Hi!
I am quite new to Apache Flink but we have been evaluating it for some weeks to read from kafka and transform and write to hdfs. With kafka to hdfs with exactly-once configured this works as expected but when we replace the source with kafka to hdfs files hangs in .in-progress.
We first experienced this also with kafka but after properly configuring checkpoints we got expected results.
We have simply changed kafka source to hdfs source and kept streaming mode although this is obviously a bounded data set so there might be some issue with this that we do not understand.
Any help with this is highly appreciated!
Regards /Johan Rask
And I also copy of the gist here.
public static void main(String[] args) throws Exception {
final StreamExecutionEnvironment env = StreamExecutionEnvironment.getExecutionEnvironment();
env.setStreamTimeCharacteristic(TimeCharacteristic.EventTime);
env.enableCheckpointing(TimeUnit.MINUTES.toMillis(1), CheckpointingMode.EXACTLY_ONCE);
env.setStateBackend(new FsStateBackend("hdfs://<server><dir>/checkpoints",true));
env.getCheckpointConfig().setTolerableCheckpointFailureNumber(1);
StreamingFileSink<JsonObject> hdfsSink = StreamingFileSink
.<JsonObject>forRowFormat(new Path("hdfs://<server>/<dir>"), new SimpleStringEncoder<>("UTF-8"))
.withBucketAssigner(new EventTimeDateTimeBuckerAssigner<>("'/year'=YYYY/'month'=MM/'day'=dd/'hour'=HH"))
.build();
env.readTextFile("hdfs://<server><dir><file>")
.map(Parser::parse)
.addSink(hdfsSink);
env.execute("some-pipeline");
}
hdfs -> hdfs results in the following.
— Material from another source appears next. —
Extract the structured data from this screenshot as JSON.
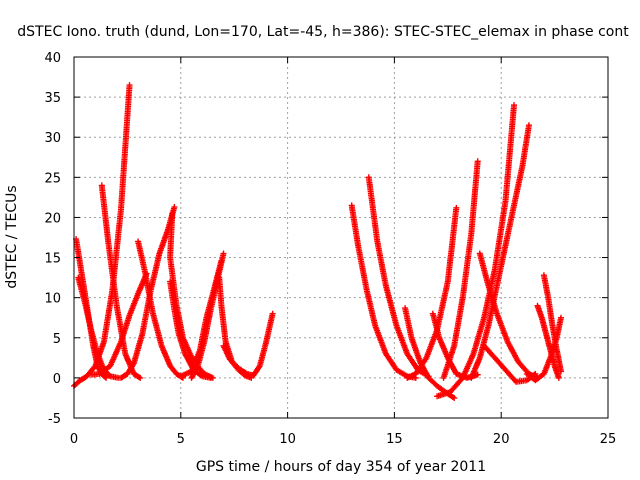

However if I use kafka as source, it works properly.
rw-rw----+ 3 someuser supergroup 87792789 2019-11-16 20:57 /data/some_dir/year=2019/month=05/day=21/hour=23/.part-0-62.inprogress.8f9c6104-4c6c-4eee-8650-dd5d1d12d668
-rw-rw----+ 3 someuser supergroup 64696413 2019-11-16 20:58 /data/some_dir/year=2019/month=05/day=21/hour=23/.part-0-63.inprogress.42589a04-601b-496d-ae20-7db1d56089dc
... rest is removed for clarity